Made my day.
The French government has temporarily suspended its reliance on the company designated to monitor file-sharing networks for copyright scofflaws following reports that a hack on its servers may have leaked sensitive information. Eric Walter, France's secretary general of internet piracy, made the announcement over Twitter on …
Made my day.
Any proof that the internal data was not modified by the hackers?
There is a nice defence for anyone subject to penalties (or whatever Hadopi levies) in the near future.
Because once they have it, it's no longer personal.
Hard to call this a hack when the leaked data was available with a simple browser pointed to the right IP address. Call this a massive fail on TMG's side and it'll be more accurate, with the added bonus that they won't be seen as poor victims of some uber-pirate, but only of their own incompetence.
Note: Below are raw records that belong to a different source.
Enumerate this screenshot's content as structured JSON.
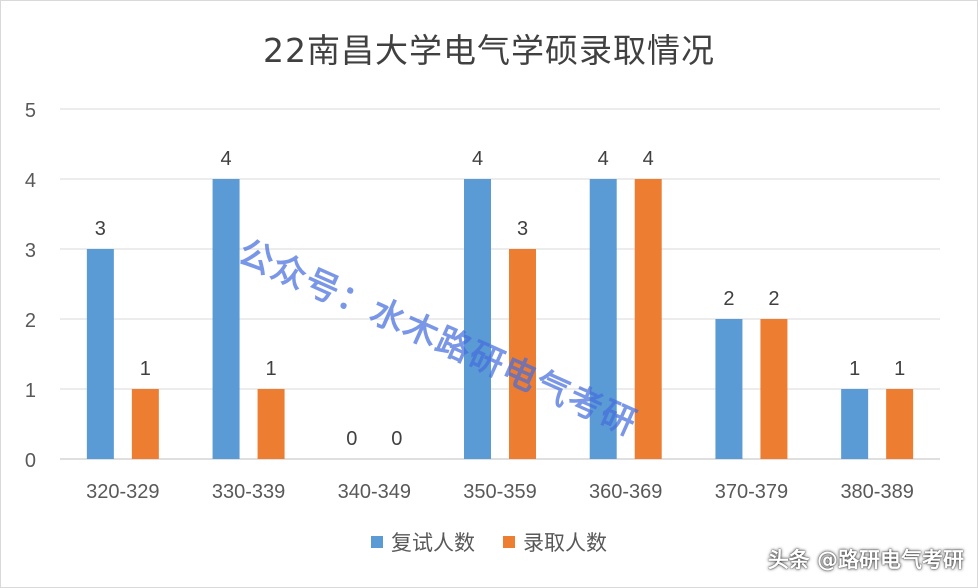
{
  "chart_data": {
    "type": "bar",
    "title": "22南昌大学电气学硕录取情况",
    "categories": [
      "320-329",
      "330-339",
      "340-349",
      "350-359",
      "360-369",
      "370-379",
      "380-389"
    ],
    "series": [
      {
        "name": "复试人数",
        "values": [
          3,
          4,
          0,
          4,
          4,
          2,
          1
        ],
        "color": "#5b9bd5"
      },
      {
        "name": "录取人数",
        "values": [
          1,
          1,
          0,
          3,
          4,
          2,
          1
        ],
        "color": "#ed7d31"
      }
    ],
    "ylim": [
      0,
      5
    ],
    "yticks": [
      "0",
      "1",
      "2",
      "3",
      "4",
      "5"
    ],
    "grid": true,
    "legend": "bottom"
  },
  "watermark": "公众号：水木路研电气考研",
  "footer": "头条 @路研电气考研"
}
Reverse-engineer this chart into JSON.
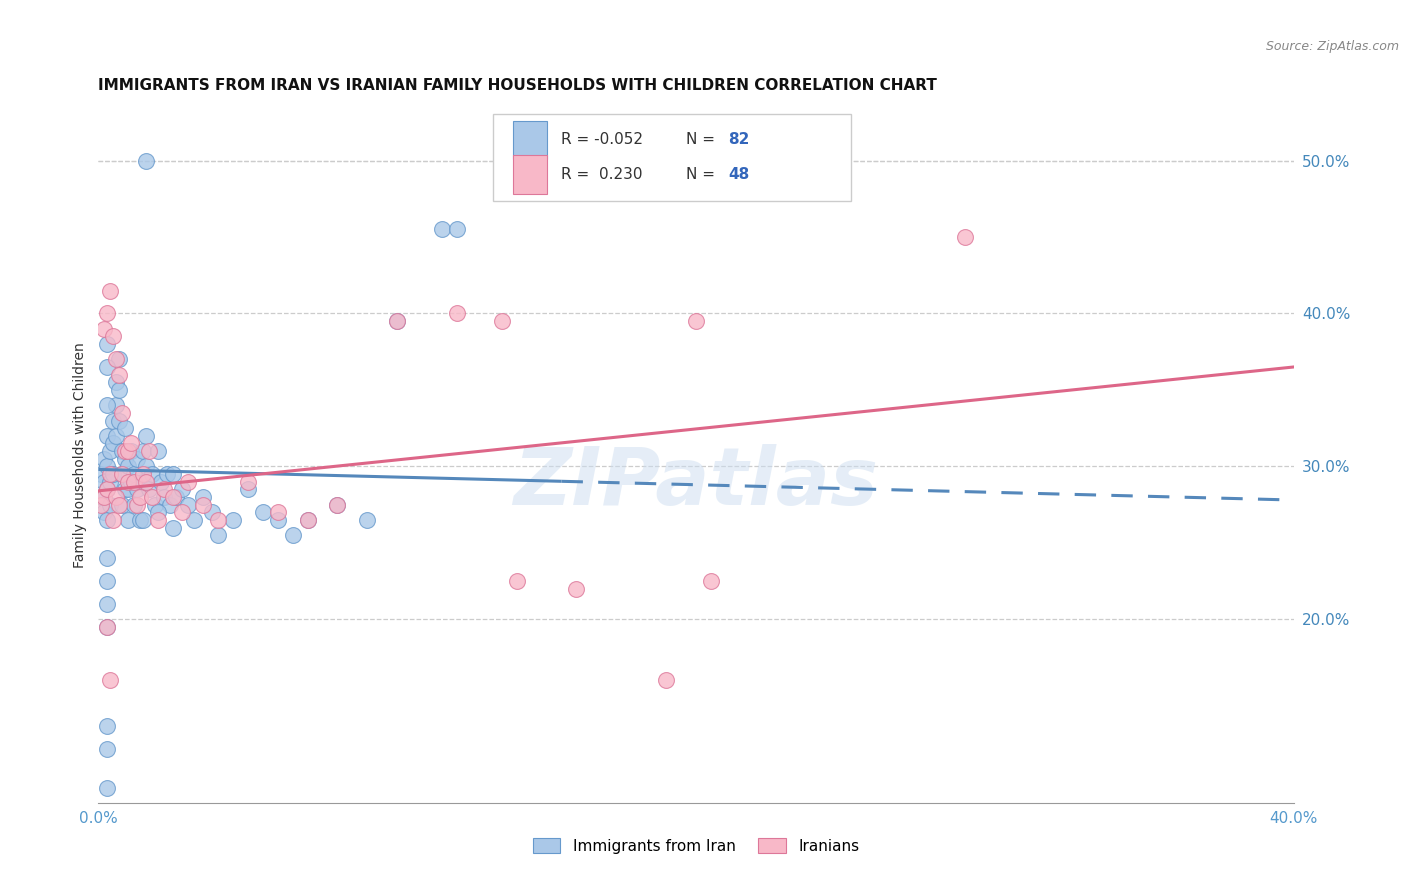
{
  "title": "IMMIGRANTS FROM IRAN VS IRANIAN FAMILY HOUSEHOLDS WITH CHILDREN CORRELATION CHART",
  "source": "Source: ZipAtlas.com",
  "ylabel": "Family Households with Children",
  "xlim": [
    0.0,
    0.4
  ],
  "ylim": [
    0.08,
    0.535
  ],
  "right_yticks": [
    0.2,
    0.3,
    0.4,
    0.5
  ],
  "right_yticklabels": [
    "20.0%",
    "30.0%",
    "40.0%",
    "50.0%"
  ],
  "color_blue_fill": "#aac8e8",
  "color_blue_edge": "#6699cc",
  "color_pink_fill": "#f8b8c8",
  "color_pink_edge": "#dd7799",
  "color_blue_line": "#5588bb",
  "color_pink_line": "#dd6688",
  "background_color": "#ffffff",
  "watermark": "ZIPatlas",
  "blue_line_start_y": 0.298,
  "blue_line_end_y": 0.278,
  "blue_line_solid_end_x": 0.155,
  "pink_line_start_y": 0.284,
  "pink_line_end_y": 0.365,
  "blue_points_x": [
    0.001,
    0.001,
    0.002,
    0.002,
    0.002,
    0.003,
    0.003,
    0.003,
    0.003,
    0.004,
    0.004,
    0.004,
    0.005,
    0.005,
    0.005,
    0.006,
    0.006,
    0.006,
    0.007,
    0.007,
    0.007,
    0.008,
    0.008,
    0.008,
    0.009,
    0.009,
    0.009,
    0.01,
    0.01,
    0.01,
    0.011,
    0.011,
    0.012,
    0.012,
    0.013,
    0.013,
    0.014,
    0.015,
    0.015,
    0.016,
    0.016,
    0.017,
    0.018,
    0.019,
    0.02,
    0.021,
    0.022,
    0.023,
    0.024,
    0.025,
    0.026,
    0.028,
    0.03,
    0.032,
    0.035,
    0.038,
    0.04,
    0.045,
    0.05,
    0.055,
    0.06,
    0.065,
    0.07,
    0.08,
    0.09,
    0.1,
    0.115,
    0.12,
    0.015,
    0.02,
    0.025,
    0.003,
    0.003,
    0.003,
    0.016,
    0.003,
    0.003,
    0.003,
    0.003,
    0.003,
    0.003,
    0.003
  ],
  "blue_points_y": [
    0.295,
    0.28,
    0.305,
    0.29,
    0.27,
    0.32,
    0.3,
    0.285,
    0.265,
    0.31,
    0.29,
    0.275,
    0.33,
    0.315,
    0.295,
    0.355,
    0.34,
    0.32,
    0.37,
    0.35,
    0.33,
    0.31,
    0.295,
    0.275,
    0.325,
    0.305,
    0.285,
    0.3,
    0.285,
    0.265,
    0.31,
    0.29,
    0.295,
    0.275,
    0.305,
    0.285,
    0.265,
    0.31,
    0.29,
    0.3,
    0.32,
    0.285,
    0.295,
    0.275,
    0.31,
    0.29,
    0.28,
    0.295,
    0.275,
    0.295,
    0.28,
    0.285,
    0.275,
    0.265,
    0.28,
    0.27,
    0.255,
    0.265,
    0.285,
    0.27,
    0.265,
    0.255,
    0.265,
    0.275,
    0.265,
    0.395,
    0.455,
    0.455,
    0.265,
    0.27,
    0.26,
    0.38,
    0.365,
    0.34,
    0.5,
    0.24,
    0.225,
    0.21,
    0.195,
    0.13,
    0.115,
    0.09
  ],
  "pink_points_x": [
    0.001,
    0.002,
    0.002,
    0.003,
    0.003,
    0.004,
    0.004,
    0.005,
    0.005,
    0.006,
    0.006,
    0.007,
    0.007,
    0.008,
    0.008,
    0.009,
    0.01,
    0.01,
    0.011,
    0.012,
    0.013,
    0.014,
    0.015,
    0.016,
    0.017,
    0.018,
    0.02,
    0.022,
    0.025,
    0.028,
    0.03,
    0.035,
    0.04,
    0.05,
    0.06,
    0.07,
    0.08,
    0.1,
    0.12,
    0.14,
    0.16,
    0.19,
    0.205,
    0.29,
    0.135,
    0.2,
    0.003,
    0.004
  ],
  "pink_points_y": [
    0.275,
    0.39,
    0.28,
    0.4,
    0.285,
    0.415,
    0.295,
    0.385,
    0.265,
    0.37,
    0.28,
    0.36,
    0.275,
    0.295,
    0.335,
    0.31,
    0.29,
    0.31,
    0.315,
    0.29,
    0.275,
    0.28,
    0.295,
    0.29,
    0.31,
    0.28,
    0.265,
    0.285,
    0.28,
    0.27,
    0.29,
    0.275,
    0.265,
    0.29,
    0.27,
    0.265,
    0.275,
    0.395,
    0.4,
    0.225,
    0.22,
    0.16,
    0.225,
    0.45,
    0.395,
    0.395,
    0.195,
    0.16
  ]
}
And the 'This is a test server' argument is moot. Are the leaked IP addresses (there are some if the original reporters are right, see http://reflets.info/le-honeypot-de-tmg/) only test addresses belonging to test citizens? I doubt it…
Unfortunately, that is the way it goes on the Internet these days.
If you leave your front door open and someone comes in and swipes your car keys, it's all your fault, but if a company leaves a server wide open and someone pings it, it's a hack and the judges have a ton of bricks ready.
Somehow, I think there's going to have to be a change somewhere down the line. After all, the Internet is a place where it is inevitable to find someone who's going to try to hack you, whereas I could leave my front door open for a week in my little French village and I'd still have my car keys after that.
Not that I do leave my door open, mind you.
Since when do pirates have secretary's general? I thought they had captains.
On the other hand, if you're going to 'pirate' data, you can't go wrong pirating the data of the secretary general of piracy.
Although I'm sure I won't be the only one to say this.
Another pointless "job-creating" government department bites the dust. Reminds me of France's fruitless attempts of stopping the Internet-driven incursion of English into their language.
You can't tame the Internet, OK Messieur?